Thirty-eighth of a Series [date unknown]
Westfield Past and Present

The residence at 9 Pearl Street is one of the oldest church structures in Chautauqua County. It was first a meeting house of the Westfield Presbyterian Church and from 182l or 1822 when it was built, until 1832 when it was sold and moved to its present location, it stood on the site which is now occupied by the Presbyterian Church at the corner of South Portage and McClurg Streets.
Though the first Presbyterians in Westfield formed a church in 1808, membership was never large or strong enough to build a regular meeting house until after the church was formally organized in 1817 by Eber Stone, Jonathan Cass and other early settlers. By 1832 "The First Presbyterian Church in the County of Chautauqua" as it was named when organized in 1817 under state law, was strong enough to build a brick church and the old meeting house was moved to its present location and converted into a residence.
The land to which the meeting house was moved in 1832 belonged to Austin Smith and his wife, Sarah Anne McMahon Smith.
In 1855 the building and the land it occupies was sold by Mr. and Mrs. Austin Smith to Dexter Knowlton who built thereon the finest mansion in Westfield. In 1864 the house was part of a large property bought by George Holt, shipbuilder and owner of many ships that carried passengers and freight on Lake Erie. He was the grandfather of George Holt of today, the Westfield attorney.
The Holt family owned the former meeting house, as a part of the Holt estate, until 1900 when the Holt mansion burned and the ground it had occupied was sold to the village as a site for a school building.
The former meeting house has passed several hands since the Holt family, sold it. Today it is part of the undivided estate of the late Mathilda Wilmarth Johnston who bought the house and its lot more than 50 years ago.

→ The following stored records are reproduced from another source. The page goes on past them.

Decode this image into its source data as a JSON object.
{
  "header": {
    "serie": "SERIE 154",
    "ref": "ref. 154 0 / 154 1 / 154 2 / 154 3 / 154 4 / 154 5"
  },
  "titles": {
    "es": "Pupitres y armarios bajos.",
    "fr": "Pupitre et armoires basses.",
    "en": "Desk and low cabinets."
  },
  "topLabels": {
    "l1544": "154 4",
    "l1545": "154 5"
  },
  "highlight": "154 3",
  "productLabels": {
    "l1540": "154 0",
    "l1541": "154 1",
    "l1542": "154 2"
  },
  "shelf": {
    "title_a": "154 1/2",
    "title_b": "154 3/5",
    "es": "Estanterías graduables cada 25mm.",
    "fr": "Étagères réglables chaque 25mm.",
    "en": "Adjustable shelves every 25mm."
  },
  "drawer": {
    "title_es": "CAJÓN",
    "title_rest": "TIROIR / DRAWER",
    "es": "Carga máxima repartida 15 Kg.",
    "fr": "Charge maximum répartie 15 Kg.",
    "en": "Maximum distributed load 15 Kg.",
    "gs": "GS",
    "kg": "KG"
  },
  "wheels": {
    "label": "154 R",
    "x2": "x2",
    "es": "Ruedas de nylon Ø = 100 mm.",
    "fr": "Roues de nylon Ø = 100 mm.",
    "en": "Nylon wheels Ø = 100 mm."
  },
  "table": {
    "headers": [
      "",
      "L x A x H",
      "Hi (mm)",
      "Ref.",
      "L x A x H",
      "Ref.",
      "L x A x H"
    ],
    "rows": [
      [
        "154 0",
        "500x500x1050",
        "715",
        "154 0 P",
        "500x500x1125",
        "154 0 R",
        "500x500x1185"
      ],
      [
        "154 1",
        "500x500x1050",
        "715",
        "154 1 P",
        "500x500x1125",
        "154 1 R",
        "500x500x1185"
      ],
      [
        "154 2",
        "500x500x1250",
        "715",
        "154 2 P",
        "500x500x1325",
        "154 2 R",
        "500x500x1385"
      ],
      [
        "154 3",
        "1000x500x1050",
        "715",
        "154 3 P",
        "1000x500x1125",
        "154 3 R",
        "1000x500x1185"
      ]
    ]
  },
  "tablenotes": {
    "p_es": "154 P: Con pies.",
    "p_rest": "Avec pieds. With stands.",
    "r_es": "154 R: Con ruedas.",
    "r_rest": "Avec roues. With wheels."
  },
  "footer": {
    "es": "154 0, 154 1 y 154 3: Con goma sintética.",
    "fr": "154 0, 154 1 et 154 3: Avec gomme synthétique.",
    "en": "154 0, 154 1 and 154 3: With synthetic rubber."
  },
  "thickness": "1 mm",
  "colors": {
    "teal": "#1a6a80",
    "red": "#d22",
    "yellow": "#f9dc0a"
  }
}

The house today is occupied by Mrs. Johnston's daughter, Mrs. Alta Watson, who as one of her mother's heirs, shares ownership of the house with her brother, Arland Wilmarth of East Lake Road and a sister, Mrs. Linda Ward of Erie.
The structure is sturdily built and in excellent condition. Though present generations do not know the full history of the old meeting house, its religious origins linger as a community memory. Even young people in their teens will point it out as "The old Presbyterian Church that was moved from the village park a long time ago."